Abdul Hadi W.M. sering disebut-sebut sebagai salah seorang penyair liris
terkemuka di Indonesia
Catatan Lain oleh M. Nahdiansyah Abdi
Kumpulan
puisi Anak Laut Anak Angin merupakan sehimpun sajak dari kumpulan-kumpulan
puisi Abdul Hadi yang pernah terbit, yaitu Laut belum Pasang (Litera, Jakarta,
1971), Potret Panjang Seorang Pengunjung Pantai Sanur (Pustaka Jaya, Jakarta,
1975), Cermin (Budaya Jaya, Jakarta, 1975), Tergantung pada Angin (Budaya Jaya,
Jakarta, 1977) dan beberapa sajak yang tersebar.
Buku ini sebenarnya agak aneh, karena saya tak melihat siapa penerbitnya dan
cetakan yang ke berapa.
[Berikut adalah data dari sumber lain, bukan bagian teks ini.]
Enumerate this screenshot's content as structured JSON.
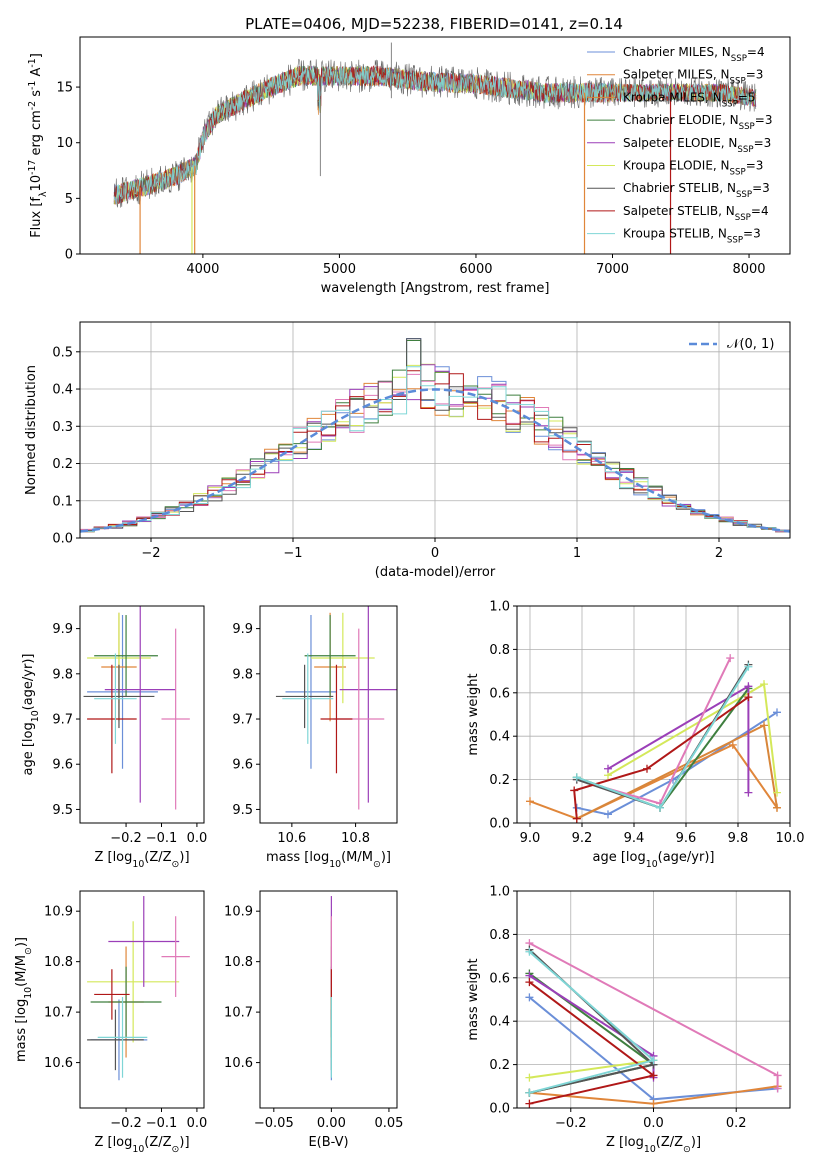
{
  "figure": {
    "title": "PLATE=0406, MJD=52238, FIBERID=0141, z=0.14"
  },
  "legend_labels": [
    "Chabrier MILES, N<sub>SSP</sub>=4",
    "Salpeter MILES, N<sub>SSP</sub>=3",
    "Kroupa MILES, N<sub>SSP</sub>=5",
    "Chabrier ELODIE, N<sub>SSP</sub>=3",
    "Salpeter ELODIE, N<sub>SSP</sub>=3",
    "Kroupa ELODIE, N<sub>SSP</sub>=3",
    "Chabrier STELIB, N<sub>SSP</sub>=3",
    "Salpeter STELIB, N<sub>SSP</sub>=4",
    "Kroupa STELIB, N<sub>SSP</sub>=3"
  ],
  "chart_data": [
    {
      "id": "spectrum",
      "type": "line",
      "xlabel": "wavelength [Angstrom, rest frame]",
      "ylabel": "Flux [f<sub>λ</sub>10<sup>-17</sup> erg cm<sup>-2</sup> s<sup>-1</sup> A<sup>-1</sup>]",
      "xlim": [
        3100,
        8300
      ],
      "ylim": [
        0,
        19.5
      ],
      "xticks": [
        4000,
        5000,
        6000,
        7000,
        8000
      ],
      "yticks": [
        0,
        5,
        10,
        15
      ],
      "legend": "top-right",
      "continuum_knots": [
        [
          3350,
          5.3
        ],
        [
          3550,
          6.0
        ],
        [
          3800,
          7.0
        ],
        [
          3950,
          8.0
        ],
        [
          4000,
          10.5
        ],
        [
          4100,
          12.5
        ],
        [
          4300,
          13.8
        ],
        [
          4500,
          15.0
        ],
        [
          4700,
          16.0
        ],
        [
          5000,
          16.0
        ],
        [
          5300,
          16.0
        ],
        [
          5600,
          15.5
        ],
        [
          6000,
          15.3
        ],
        [
          6500,
          14.5
        ],
        [
          7000,
          14.5
        ],
        [
          7500,
          14.5
        ],
        [
          7800,
          14.5
        ],
        [
          8050,
          14.0
        ]
      ],
      "series": [
        {
          "name": "Chabrier MILES, N_SSP=4",
          "color": "#6b8fd8"
        },
        {
          "name": "Salpeter MILES, N_SSP=3",
          "color": "#e0863a"
        },
        {
          "name": "Kroupa MILES, N_SSP=5",
          "color": "#d8863a"
        },
        {
          "name": "Chabrier ELODIE, N_SSP=3",
          "color": "#3f7f3f"
        },
        {
          "name": "Salpeter ELODIE, N_SSP=3",
          "color": "#9b3fb8"
        },
        {
          "name": "Kroupa ELODIE, N_SSP=3",
          "color": "#d4e85a"
        },
        {
          "name": "Chabrier STELIB, N_SSP=3",
          "color": "#555555"
        },
        {
          "name": "Salpeter STELIB, N_SSP=4",
          "color": "#b01818"
        },
        {
          "name": "Kroupa STELIB, N_SSP=3",
          "color": "#7fd6d6"
        }
      ]
    },
    {
      "id": "residuals",
      "type": "histogram",
      "xlabel": "(data-model)/error",
      "ylabel": "Normed distribution",
      "xlim": [
        -2.5,
        2.5
      ],
      "ylim": [
        0,
        0.58
      ],
      "xticks": [
        -2,
        -1,
        0,
        1,
        2
      ],
      "yticks": [
        0.0,
        0.1,
        0.2,
        0.3,
        0.4,
        0.5
      ],
      "grid": true,
      "reference_label": "𝒩(0, 1)",
      "reference_color": "#5b8bd9",
      "legend": "top-right",
      "bin_width": 0.1,
      "colors": [
        "#6b8fd8",
        "#e0863a",
        "#d4e85a",
        "#3f7f3f",
        "#9b3fb8",
        "#e07ab8",
        "#555555",
        "#b01818",
        "#7fd6d6"
      ]
    },
    {
      "id": "age-vs-Z",
      "type": "errorbar",
      "xlabel": "Z [log<sub>10</sub>(Z/Z<sub>⊙</sub>)]",
      "ylabel": "age  [log<sub>10</sub>(age/yr)]",
      "xlim": [
        -0.33,
        0.02
      ],
      "ylim": [
        9.47,
        9.95
      ],
      "xticks": [
        -0.2,
        -0.1,
        0.0
      ],
      "xticklabels": [
        "−0.2",
        "−0.1",
        "0.0"
      ],
      "yticks": [
        9.5,
        9.6,
        9.7,
        9.8,
        9.9
      ],
      "points": [
        {
          "x": -0.21,
          "xerr": 0.1,
          "y": 9.76,
          "yerr": 0.17,
          "color": "#6b8fd8"
        },
        {
          "x": -0.22,
          "xerr": 0.05,
          "y": 9.815,
          "yerr": 0.12,
          "color": "#e0863a"
        },
        {
          "x": -0.22,
          "xerr": 0.09,
          "y": 9.835,
          "yerr": 0.1,
          "color": "#d4e85a"
        },
        {
          "x": -0.2,
          "xerr": 0.09,
          "y": 9.84,
          "yerr": 0.09,
          "color": "#3f7f3f"
        },
        {
          "x": -0.16,
          "xerr": 0.1,
          "y": 9.765,
          "yerr": 0.25,
          "color": "#9b3fb8"
        },
        {
          "x": -0.06,
          "xerr": 0.04,
          "y": 9.7,
          "yerr": 0.2,
          "color": "#e07ab8"
        },
        {
          "x": -0.22,
          "xerr": 0.1,
          "y": 9.75,
          "yerr": 0.07,
          "color": "#555555"
        },
        {
          "x": -0.24,
          "xerr": 0.07,
          "y": 9.7,
          "yerr": 0.12,
          "color": "#b01818"
        },
        {
          "x": -0.23,
          "xerr": 0.06,
          "y": 9.745,
          "yerr": 0.1,
          "color": "#7fd6d6"
        }
      ]
    },
    {
      "id": "age-vs-mass",
      "type": "errorbar",
      "xlabel": "mass [log<sub>10</sub>(M/M<sub>⊙</sub>)]",
      "ylabel": "",
      "xlim": [
        10.5,
        10.93
      ],
      "ylim": [
        9.47,
        9.95
      ],
      "xticks": [
        10.6,
        10.8
      ],
      "xticklabels": [
        "10.6",
        "10.8"
      ],
      "yticks": [
        9.5,
        9.6,
        9.7,
        9.8,
        9.9
      ],
      "points": [
        {
          "x": 10.66,
          "xerr": 0.08,
          "y": 9.76,
          "yerr": 0.17,
          "color": "#6b8fd8"
        },
        {
          "x": 10.72,
          "xerr": 0.05,
          "y": 9.815,
          "yerr": 0.12,
          "color": "#e0863a"
        },
        {
          "x": 10.76,
          "xerr": 0.1,
          "y": 9.835,
          "yerr": 0.1,
          "color": "#d4e85a"
        },
        {
          "x": 10.72,
          "xerr": 0.08,
          "y": 9.84,
          "yerr": 0.09,
          "color": "#3f7f3f"
        },
        {
          "x": 10.84,
          "xerr": 0.09,
          "y": 9.765,
          "yerr": 0.25,
          "color": "#9b3fb8"
        },
        {
          "x": 10.81,
          "xerr": 0.08,
          "y": 9.7,
          "yerr": 0.2,
          "color": "#e07ab8"
        },
        {
          "x": 10.64,
          "xerr": 0.09,
          "y": 9.75,
          "yerr": 0.07,
          "color": "#555555"
        },
        {
          "x": 10.74,
          "xerr": 0.05,
          "y": 9.7,
          "yerr": 0.12,
          "color": "#b01818"
        },
        {
          "x": 10.65,
          "xerr": 0.08,
          "y": 9.745,
          "yerr": 0.1,
          "color": "#7fd6d6"
        }
      ]
    },
    {
      "id": "massweight-vs-age",
      "type": "line",
      "xlabel": "age  [log<sub>10</sub>(age/yr)]",
      "ylabel": "mass weight",
      "xlim": [
        8.95,
        10.0
      ],
      "ylim": [
        0.0,
        1.0
      ],
      "xticks": [
        9.0,
        9.2,
        9.4,
        9.6,
        9.8,
        10.0
      ],
      "xticklabels": [
        "9.0",
        "9.2",
        "9.4",
        "9.6",
        "9.8",
        "10.0"
      ],
      "yticks": [
        0.0,
        0.2,
        0.4,
        0.6,
        0.8,
        1.0
      ],
      "grid": true,
      "series": [
        {
          "color": "#6b8fd8",
          "points": [
            [
              9.18,
              0.07
            ],
            [
              9.3,
              0.04
            ],
            [
              9.55,
              0.2
            ],
            [
              9.95,
              0.51
            ]
          ]
        },
        {
          "color": "#e0863a",
          "points": [
            [
              9.0,
              0.1
            ],
            [
              9.18,
              0.02
            ],
            [
              9.78,
              0.36
            ],
            [
              9.95,
              0.07
            ]
          ]
        },
        {
          "color": "#d8863a",
          "points": [
            [
              9.18,
              0.02
            ],
            [
              9.9,
              0.45
            ],
            [
              9.95,
              0.07
            ]
          ]
        },
        {
          "color": "#d4e85a",
          "points": [
            [
              9.3,
              0.22
            ],
            [
              9.9,
              0.64
            ],
            [
              9.95,
              0.14
            ]
          ]
        },
        {
          "color": "#3f7f3f",
          "points": [
            [
              9.18,
              0.21
            ],
            [
              9.5,
              0.07
            ],
            [
              9.84,
              0.62
            ]
          ]
        },
        {
          "color": "#9b3fb8",
          "points": [
            [
              9.3,
              0.25
            ],
            [
              9.84,
              0.63
            ],
            [
              9.84,
              0.14
            ]
          ]
        },
        {
          "color": "#e07ab8",
          "points": [
            [
              9.18,
              0.2
            ],
            [
              9.5,
              0.09
            ],
            [
              9.77,
              0.76
            ]
          ]
        },
        {
          "color": "#555555",
          "points": [
            [
              9.18,
              0.2
            ],
            [
              9.5,
              0.07
            ],
            [
              9.84,
              0.73
            ]
          ]
        },
        {
          "color": "#b01818",
          "points": [
            [
              9.18,
              0.02
            ],
            [
              9.17,
              0.15
            ],
            [
              9.45,
              0.25
            ],
            [
              9.84,
              0.58
            ]
          ]
        },
        {
          "color": "#7fd6d6",
          "points": [
            [
              9.18,
              0.21
            ],
            [
              9.5,
              0.07
            ],
            [
              9.84,
              0.72
            ]
          ]
        }
      ]
    },
    {
      "id": "mass-vs-Z",
      "type": "errorbar",
      "xlabel": "Z [log<sub>10</sub>(Z/Z<sub>⊙</sub>)]",
      "ylabel": "mass [log<sub>10</sub>(M/M<sub>⊙</sub>)]",
      "xlim": [
        -0.33,
        0.02
      ],
      "ylim": [
        10.51,
        10.94
      ],
      "xticks": [
        -0.2,
        -0.1,
        0.0
      ],
      "xticklabels": [
        "−0.2",
        "−0.1",
        "0.0"
      ],
      "yticks": [
        10.6,
        10.7,
        10.8,
        10.9
      ],
      "points": [
        {
          "x": -0.22,
          "xerr": 0.08,
          "y": 10.645,
          "yerr": 0.08,
          "color": "#6b8fd8"
        },
        {
          "x": -0.2,
          "xerr": 0.05,
          "y": 10.72,
          "yerr": 0.11,
          "color": "#e0863a"
        },
        {
          "x": -0.18,
          "xerr": 0.13,
          "y": 10.76,
          "yerr": 0.12,
          "color": "#d4e85a"
        },
        {
          "x": -0.2,
          "xerr": 0.1,
          "y": 10.72,
          "yerr": 0.07,
          "color": "#3f7f3f"
        },
        {
          "x": -0.15,
          "xerr": 0.1,
          "y": 10.84,
          "yerr": 0.09,
          "color": "#9b3fb8"
        },
        {
          "x": -0.06,
          "xerr": 0.04,
          "y": 10.81,
          "yerr": 0.08,
          "color": "#e07ab8"
        },
        {
          "x": -0.23,
          "xerr": 0.08,
          "y": 10.645,
          "yerr": 0.06,
          "color": "#555555"
        },
        {
          "x": -0.24,
          "xerr": 0.05,
          "y": 10.735,
          "yerr": 0.05,
          "color": "#b01818"
        },
        {
          "x": -0.21,
          "xerr": 0.07,
          "y": 10.65,
          "yerr": 0.08,
          "color": "#7fd6d6"
        }
      ]
    },
    {
      "id": "mass-vs-EBV",
      "type": "errorbar",
      "xlabel": "E(B-V)",
      "ylabel": "",
      "xlim": [
        -0.062,
        0.057
      ],
      "ylim": [
        10.51,
        10.94
      ],
      "xticks": [
        -0.05,
        0.0,
        0.05
      ],
      "xticklabels": [
        "−0.05",
        "0.00",
        "0.05"
      ],
      "yticks": [
        10.6,
        10.7,
        10.8,
        10.9
      ],
      "points": [
        {
          "x": 0.0,
          "xerr": 0.0,
          "y": 10.645,
          "yerr": 0.08,
          "color": "#6b8fd8"
        },
        {
          "x": 0.0,
          "xerr": 0.0,
          "y": 10.72,
          "yerr": 0.11,
          "color": "#e0863a"
        },
        {
          "x": 0.0,
          "xerr": 0.0,
          "y": 10.76,
          "yerr": 0.12,
          "color": "#d4e85a"
        },
        {
          "x": 0.0,
          "xerr": 0.0,
          "y": 10.72,
          "yerr": 0.07,
          "color": "#3f7f3f"
        },
        {
          "x": 0.0,
          "xerr": 0.0,
          "y": 10.84,
          "yerr": 0.09,
          "color": "#9b3fb8"
        },
        {
          "x": 0.0,
          "xerr": 0.0,
          "y": 10.81,
          "yerr": 0.08,
          "color": "#e07ab8"
        },
        {
          "x": 0.0,
          "xerr": 0.0,
          "y": 10.645,
          "yerr": 0.06,
          "color": "#555555"
        },
        {
          "x": 0.0,
          "xerr": 0.0,
          "y": 10.735,
          "yerr": 0.05,
          "color": "#b01818"
        },
        {
          "x": 0.0,
          "xerr": 0.0,
          "y": 10.65,
          "yerr": 0.08,
          "color": "#7fd6d6"
        }
      ]
    },
    {
      "id": "massweight-vs-Z",
      "type": "line",
      "xlabel": "Z [log<sub>10</sub>(Z/Z<sub>⊙</sub>)]",
      "ylabel": "mass weight",
      "xlim": [
        -0.33,
        0.33
      ],
      "ylim": [
        0.0,
        1.0
      ],
      "xticks": [
        -0.2,
        0.0,
        0.2
      ],
      "xticklabels": [
        "−0.2",
        "0.0",
        "0.2"
      ],
      "yticks": [
        0.0,
        0.2,
        0.4,
        0.6,
        0.8,
        1.0
      ],
      "grid": true,
      "series": [
        {
          "color": "#6b8fd8",
          "points": [
            [
              -0.3,
              0.51
            ],
            [
              0.0,
              0.04
            ],
            [
              0.3,
              0.09
            ]
          ]
        },
        {
          "color": "#e0863a",
          "points": [
            [
              -0.3,
              0.07
            ],
            [
              0.0,
              0.02
            ],
            [
              0.3,
              0.1
            ]
          ]
        },
        {
          "color": "#d4e85a",
          "points": [
            [
              -0.3,
              0.14
            ],
            [
              0.0,
              0.22
            ]
          ]
        },
        {
          "color": "#3f7f3f",
          "points": [
            [
              -0.3,
              0.62
            ],
            [
              0.0,
              0.2
            ],
            [
              -0.3,
              0.07
            ]
          ]
        },
        {
          "color": "#9b3fb8",
          "points": [
            [
              -0.3,
              0.61
            ],
            [
              0.0,
              0.24
            ],
            [
              0.0,
              0.14
            ]
          ]
        },
        {
          "color": "#e07ab8",
          "points": [
            [
              -0.3,
              0.76
            ],
            [
              0.3,
              0.15
            ],
            [
              0.3,
              0.09
            ]
          ]
        },
        {
          "color": "#555555",
          "points": [
            [
              -0.3,
              0.73
            ],
            [
              0.0,
              0.2
            ],
            [
              -0.3,
              0.07
            ]
          ]
        },
        {
          "color": "#b01818",
          "points": [
            [
              -0.3,
              0.02
            ],
            [
              0.0,
              0.15
            ],
            [
              -0.3,
              0.58
            ]
          ]
        },
        {
          "color": "#7fd6d6",
          "points": [
            [
              -0.3,
              0.72
            ],
            [
              0.0,
              0.22
            ],
            [
              -0.3,
              0.07
            ]
          ]
        }
      ]
    }
  ]
}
Yang ada malah keterangan siapa yang membikin tata rupa
dan graffiti. Di sampul depan buku hanya ada sebuah symbol huruf H, kemudian di
bawahnya ada angka tahun 1949, dan di bawahnya lagi ada tulisan kecil:
Didirikan oleh Jusuf Panigoro.
Inisial W.M. kalau tak salah ingat adalah kependekan dari Widji Muthari, tapi
secara berseloroh, Ibramsyah Amandit, pernah mengatakan kalau WM itu Wong
Meduro. Ya, penyair senior Kalsel ini pernah selorong bertetangga sewaktu kos
di Blimbing Sari, Yogyakarta sekitar tahun 1970-an. Abdul Hadi waktu itu kuliah
di Filsafat UGM dan kai janggut naga kuliah di fakultas keguruan ilmu sosial
IKIP. Dan cerita yang selalu dia ulang-ulang, ia pernah menyodorkan
puisi-puisinya kepada Abdul Hadi W.M. dan dikomentari sebagai puisi “bungkus
kacang”!. Ia selalu mengenang cerita itu dengan perasaan gembira. Sekian lama
tak memiliki kontak, lewat jasa seseorang yang kuduga adalah Hudan Nur, kai
dapat kembali menyambung silaturahmi. Mula-mula Abdul Hadi W.M. diminta memberi
prolog dalam kumpulan puisi kai yang berjudul Badai Gurun dalam Darah, hingga
muncullah tulisan Abdul Hadi W.M. Nada Keras dan Garang Sajak-sajak Ibramsyah.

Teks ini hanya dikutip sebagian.